You should not put drugs like 4-AcO-DMT in solution, this alone affects the compound as you have seen.

The product you witnessed contained tryptamines with the acetyl translocated to the 1-position (like ALD-52 has!), and also some polymerization products. Gunk...

But yeah a part can still be active, and perhaps a bit like the ALD-52 version of psilocin.

I have been wondering here out loud for quite a while what 1-acyl tryptamines would be like, especially ones like DMT that cannot be taken orally. Probably for DMT it is not a good idea as logic tells me it wouldn't be that active anymore in any way.

For other tryptamines I have doubts that it really matters much (as in: is ALD-52 distinguishable from LSD in a double blind test?), although I had been wondering about the possibility of 1P-psilocin for example since psilocin is illegal.
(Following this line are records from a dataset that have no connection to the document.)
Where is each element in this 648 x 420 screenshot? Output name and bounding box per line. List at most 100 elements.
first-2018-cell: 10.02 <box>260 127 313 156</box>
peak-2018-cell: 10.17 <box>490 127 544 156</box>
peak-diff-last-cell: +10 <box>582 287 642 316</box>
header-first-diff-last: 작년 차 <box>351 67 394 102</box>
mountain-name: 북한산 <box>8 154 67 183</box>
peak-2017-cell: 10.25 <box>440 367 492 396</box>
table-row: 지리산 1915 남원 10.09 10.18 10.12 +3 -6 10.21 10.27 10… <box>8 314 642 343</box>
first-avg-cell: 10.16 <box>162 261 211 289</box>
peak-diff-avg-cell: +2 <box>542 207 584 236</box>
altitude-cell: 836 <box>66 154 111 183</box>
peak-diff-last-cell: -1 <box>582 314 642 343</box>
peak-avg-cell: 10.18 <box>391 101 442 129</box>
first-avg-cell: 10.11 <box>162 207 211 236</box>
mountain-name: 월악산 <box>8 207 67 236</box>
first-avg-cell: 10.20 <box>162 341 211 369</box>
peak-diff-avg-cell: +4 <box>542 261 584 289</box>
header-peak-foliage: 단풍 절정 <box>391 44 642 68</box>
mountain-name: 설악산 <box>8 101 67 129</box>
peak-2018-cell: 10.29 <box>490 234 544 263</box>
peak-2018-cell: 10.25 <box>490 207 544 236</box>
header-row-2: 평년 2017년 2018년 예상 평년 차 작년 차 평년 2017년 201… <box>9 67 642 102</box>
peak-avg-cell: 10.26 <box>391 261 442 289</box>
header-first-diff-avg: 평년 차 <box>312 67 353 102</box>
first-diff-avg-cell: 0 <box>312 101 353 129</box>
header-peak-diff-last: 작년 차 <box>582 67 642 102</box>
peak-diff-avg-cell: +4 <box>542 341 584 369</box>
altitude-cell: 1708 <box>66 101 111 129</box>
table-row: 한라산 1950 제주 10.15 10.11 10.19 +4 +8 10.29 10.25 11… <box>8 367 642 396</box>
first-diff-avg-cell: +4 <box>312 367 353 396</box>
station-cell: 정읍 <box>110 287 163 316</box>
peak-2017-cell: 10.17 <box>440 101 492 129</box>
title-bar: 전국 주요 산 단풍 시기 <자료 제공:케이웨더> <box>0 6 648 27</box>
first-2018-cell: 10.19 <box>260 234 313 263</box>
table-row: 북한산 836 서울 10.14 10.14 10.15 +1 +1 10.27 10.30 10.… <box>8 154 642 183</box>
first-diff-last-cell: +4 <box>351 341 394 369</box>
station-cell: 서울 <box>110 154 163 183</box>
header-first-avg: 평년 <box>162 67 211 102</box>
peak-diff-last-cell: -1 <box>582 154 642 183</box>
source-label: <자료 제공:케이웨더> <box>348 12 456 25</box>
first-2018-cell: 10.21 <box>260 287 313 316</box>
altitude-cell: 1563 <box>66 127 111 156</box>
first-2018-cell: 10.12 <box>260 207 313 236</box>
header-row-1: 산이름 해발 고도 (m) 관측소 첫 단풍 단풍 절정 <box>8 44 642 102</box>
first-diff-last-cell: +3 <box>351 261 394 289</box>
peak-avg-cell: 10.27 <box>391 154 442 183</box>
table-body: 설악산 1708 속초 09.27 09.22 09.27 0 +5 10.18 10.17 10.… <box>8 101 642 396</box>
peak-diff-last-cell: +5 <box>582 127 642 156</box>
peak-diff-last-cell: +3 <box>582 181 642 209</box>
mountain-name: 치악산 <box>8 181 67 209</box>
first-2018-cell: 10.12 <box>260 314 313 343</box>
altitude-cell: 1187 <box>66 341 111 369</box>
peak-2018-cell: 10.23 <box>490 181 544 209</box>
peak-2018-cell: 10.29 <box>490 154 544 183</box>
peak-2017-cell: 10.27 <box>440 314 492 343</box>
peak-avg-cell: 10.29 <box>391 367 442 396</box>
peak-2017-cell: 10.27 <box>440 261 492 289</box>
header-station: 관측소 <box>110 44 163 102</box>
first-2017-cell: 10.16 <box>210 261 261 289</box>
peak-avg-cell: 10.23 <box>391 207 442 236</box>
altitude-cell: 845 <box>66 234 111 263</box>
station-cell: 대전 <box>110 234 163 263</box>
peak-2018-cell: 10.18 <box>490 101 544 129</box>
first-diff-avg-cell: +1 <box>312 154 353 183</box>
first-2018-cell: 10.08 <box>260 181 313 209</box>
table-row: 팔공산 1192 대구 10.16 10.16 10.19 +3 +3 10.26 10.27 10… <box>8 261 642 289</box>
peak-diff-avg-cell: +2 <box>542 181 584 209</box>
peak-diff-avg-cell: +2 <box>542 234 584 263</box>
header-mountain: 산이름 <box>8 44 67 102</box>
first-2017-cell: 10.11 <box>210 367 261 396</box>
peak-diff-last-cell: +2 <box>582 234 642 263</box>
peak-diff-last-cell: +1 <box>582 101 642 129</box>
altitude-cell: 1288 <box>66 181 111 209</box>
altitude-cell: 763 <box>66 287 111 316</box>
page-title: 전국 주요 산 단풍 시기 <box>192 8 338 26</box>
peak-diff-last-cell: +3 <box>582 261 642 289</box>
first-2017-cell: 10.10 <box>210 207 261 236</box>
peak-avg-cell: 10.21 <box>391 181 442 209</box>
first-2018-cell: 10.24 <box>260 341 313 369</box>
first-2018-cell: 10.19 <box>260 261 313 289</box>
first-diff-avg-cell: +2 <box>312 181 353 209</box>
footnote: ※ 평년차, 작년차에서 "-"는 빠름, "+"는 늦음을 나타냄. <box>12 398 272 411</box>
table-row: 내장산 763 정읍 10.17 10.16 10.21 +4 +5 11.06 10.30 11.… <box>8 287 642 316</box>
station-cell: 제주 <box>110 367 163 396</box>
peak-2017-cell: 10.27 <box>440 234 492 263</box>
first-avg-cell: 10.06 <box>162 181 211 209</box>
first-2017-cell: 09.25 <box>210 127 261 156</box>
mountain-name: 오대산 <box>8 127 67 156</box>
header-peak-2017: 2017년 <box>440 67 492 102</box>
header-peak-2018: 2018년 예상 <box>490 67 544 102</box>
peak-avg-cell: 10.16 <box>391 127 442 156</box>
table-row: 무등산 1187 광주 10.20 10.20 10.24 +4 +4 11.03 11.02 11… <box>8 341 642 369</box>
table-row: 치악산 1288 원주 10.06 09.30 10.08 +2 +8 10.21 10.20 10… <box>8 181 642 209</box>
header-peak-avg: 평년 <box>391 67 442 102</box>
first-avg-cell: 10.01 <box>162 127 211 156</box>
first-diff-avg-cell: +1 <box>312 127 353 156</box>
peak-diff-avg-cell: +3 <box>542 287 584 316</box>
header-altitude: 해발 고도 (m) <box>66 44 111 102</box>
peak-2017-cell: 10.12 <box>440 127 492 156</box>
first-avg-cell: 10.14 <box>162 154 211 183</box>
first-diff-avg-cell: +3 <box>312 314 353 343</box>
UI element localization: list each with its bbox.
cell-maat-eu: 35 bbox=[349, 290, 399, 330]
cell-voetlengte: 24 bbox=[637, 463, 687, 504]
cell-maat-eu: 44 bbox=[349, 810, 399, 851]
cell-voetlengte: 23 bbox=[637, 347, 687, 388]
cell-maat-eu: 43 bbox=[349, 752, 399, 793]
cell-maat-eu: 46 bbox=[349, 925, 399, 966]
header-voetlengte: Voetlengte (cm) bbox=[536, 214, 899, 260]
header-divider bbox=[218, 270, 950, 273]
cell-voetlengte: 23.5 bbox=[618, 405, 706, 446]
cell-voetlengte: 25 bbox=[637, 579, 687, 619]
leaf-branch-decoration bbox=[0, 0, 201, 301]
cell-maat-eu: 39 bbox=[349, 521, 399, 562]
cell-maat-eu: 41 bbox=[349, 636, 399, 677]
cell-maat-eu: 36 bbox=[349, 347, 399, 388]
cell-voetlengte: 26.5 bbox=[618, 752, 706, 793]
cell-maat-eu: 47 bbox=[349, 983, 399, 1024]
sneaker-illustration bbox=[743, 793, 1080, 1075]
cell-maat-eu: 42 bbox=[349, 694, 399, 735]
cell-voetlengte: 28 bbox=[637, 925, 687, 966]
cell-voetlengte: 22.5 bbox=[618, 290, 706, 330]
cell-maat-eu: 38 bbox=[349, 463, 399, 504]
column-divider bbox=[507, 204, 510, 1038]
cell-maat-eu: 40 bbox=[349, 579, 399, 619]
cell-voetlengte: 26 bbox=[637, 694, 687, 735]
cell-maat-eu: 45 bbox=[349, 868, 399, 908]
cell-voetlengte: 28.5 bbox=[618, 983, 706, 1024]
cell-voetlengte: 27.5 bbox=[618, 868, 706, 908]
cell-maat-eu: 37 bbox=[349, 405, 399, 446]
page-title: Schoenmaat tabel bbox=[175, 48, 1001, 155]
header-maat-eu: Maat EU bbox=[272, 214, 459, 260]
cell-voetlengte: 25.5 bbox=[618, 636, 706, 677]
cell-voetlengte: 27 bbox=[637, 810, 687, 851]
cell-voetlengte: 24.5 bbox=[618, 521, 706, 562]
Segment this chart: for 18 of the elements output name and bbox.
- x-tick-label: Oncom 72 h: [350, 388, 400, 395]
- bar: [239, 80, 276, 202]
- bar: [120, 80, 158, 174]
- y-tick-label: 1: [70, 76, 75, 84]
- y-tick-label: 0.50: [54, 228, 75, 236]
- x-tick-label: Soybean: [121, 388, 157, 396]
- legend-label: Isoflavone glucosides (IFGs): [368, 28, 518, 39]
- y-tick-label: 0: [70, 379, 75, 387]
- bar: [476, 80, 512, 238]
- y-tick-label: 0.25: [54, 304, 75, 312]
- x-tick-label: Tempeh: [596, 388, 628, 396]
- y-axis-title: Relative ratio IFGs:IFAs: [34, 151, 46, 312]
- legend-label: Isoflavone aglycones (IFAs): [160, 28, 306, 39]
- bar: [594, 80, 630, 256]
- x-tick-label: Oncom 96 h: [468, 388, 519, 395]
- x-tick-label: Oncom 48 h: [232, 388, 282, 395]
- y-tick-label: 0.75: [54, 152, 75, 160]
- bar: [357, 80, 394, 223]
The traces of psilocin present would always be a legal problem probably, though you could argue the amounts are tiny and you would not have personally or intentionally produced it as a degradation product.
For you the 4-Ac falling off and translocating is a bit more relevant than that... also consumed in solution these compounds are very powerful, especially psilocin, comes up ferociously...

So you're saying I converted it into a compound with an acetyl group attached to the N on the indole? It was certainly active, with a fast and sudden comeup, and a short and powerful trip.

And yeah this was back in my more novice days... I know now that tryptamines in solution don't keep.
 
Yes that's what I'm saying, but whether it's on the 4 or on the indole N, it's expected to fall off in the body so the possible difference would be
- kinetics
- other products from such translocation like the tryptamines with an 1-acetyl (1 is the indole N) but that still also have their 4-AcO and maybe some kinds of dimers (if polymers and maybe oligomers were detected through analysis of black 4-AcO trypt gunk) or somesuch shit

For ALD-52 the 1-acetyl is considered to be problematic for binding and thus being active itself rather than just being a pro-drug... however phens, trypts and lysergamides can bind in surprisingly different ways to the receptor. Just when you think you see the similarity between them, turns out that one binds flipped / inverted compared to the other!! Meaning: i don't believe it is established at all (yet) that an 1-acyl on a tryptamines should make it an inactive pro-drug. The matter remains: does it matter if it just falls off fast anyway?

My humble opinion is: maybe it does matter to drug with a rapid come-up time how fast that fast really is. When a drug has kinetics and subjective effects of coming up ferociously like some 4-HO tryptamines, it may matter if it takes 1,5,20 or 45 minutes for most of the acyl to fall off. It may also change lipophilicity and absorption.